Looking ahead, the potential for expanding the use of BERT models in literature review processes is vast. As various fields related to biomedical and health research grow, the amount of potential training data for BERT models also increases. As long as a wealth of data already exists in a given area, we can retrieve those related articles by adjusting the keyword parameters on the scraper, giving BERT models much promise to adapt and thrive. Given that our study was limited to the binary classification of abstracts, a promising direction for future research could be the development of BERT models capable of multi-class classification. This would allow for the incorporation of multiple inclusion and exclusion criteria in the article screening process [
32]. This advancement would enable the models to categorize the literature into multiple predefined categories, further refining the review process. This capability would significantly enhance the precision of literature reviews, making it easier for researchers to locate studies relevant with greater granularity [
32].
However, the application of BERT models, particularly for multi-class classification, comes with certain challenges. A notable limitation of using BERT for this task is the requirement for large amounts of data to train these models effectively. BERT models rely on extensive data to understand and interpret the nuances of language accurately. As the complexity of classification increases from binary to multi-class, the demand for more diverse and expansive datasets grows accordingly. These limitations do not necessarily affect the generalizability of our findings but rather make it difficult for individual researchers to obtain the amount of data required to train a model for their specific research purposes. 
Furthermore, the computational resources required to train and run BERT models, especially for large datasets and complex classification tasks, present another challenge. In this study, all models were trained using an academic research center’s server which contains larger computational power than the average person’s personal computer. This specific challenge makes it difficult for physicians or researchers who do not have access to additional higher-powered servers to leverage the full potential of using transformers for their specific research needs, ultimately limiting the widespread adoption of these tools within specialized fields of research. 
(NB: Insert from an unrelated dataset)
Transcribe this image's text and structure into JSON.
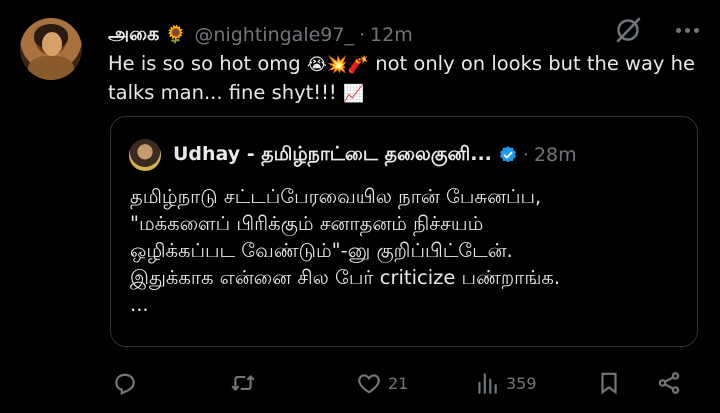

Finally, given that the precision requirements for medical care are very high, one limitation of this approach is the question of whether the accuracy ranges of 0.85–0.99 are sufficient. While this may be good for carrying out academic data reviews, it may not be high enough to conduct a data search that relates to clinical care.
In conclusion, the incorporation of machine learning, and BERT models in particular, into literature review processes is promising for enhancing research efficiency. While limitations such as data requirements, computational demands, and a need for near-perfect accuracy are still present, the potential benefits in terms of time efficiency and the ability to handle large volumes of literature are compelling. As the ability to collect and process data advances, the potential of machine learning in literature review processes also grows.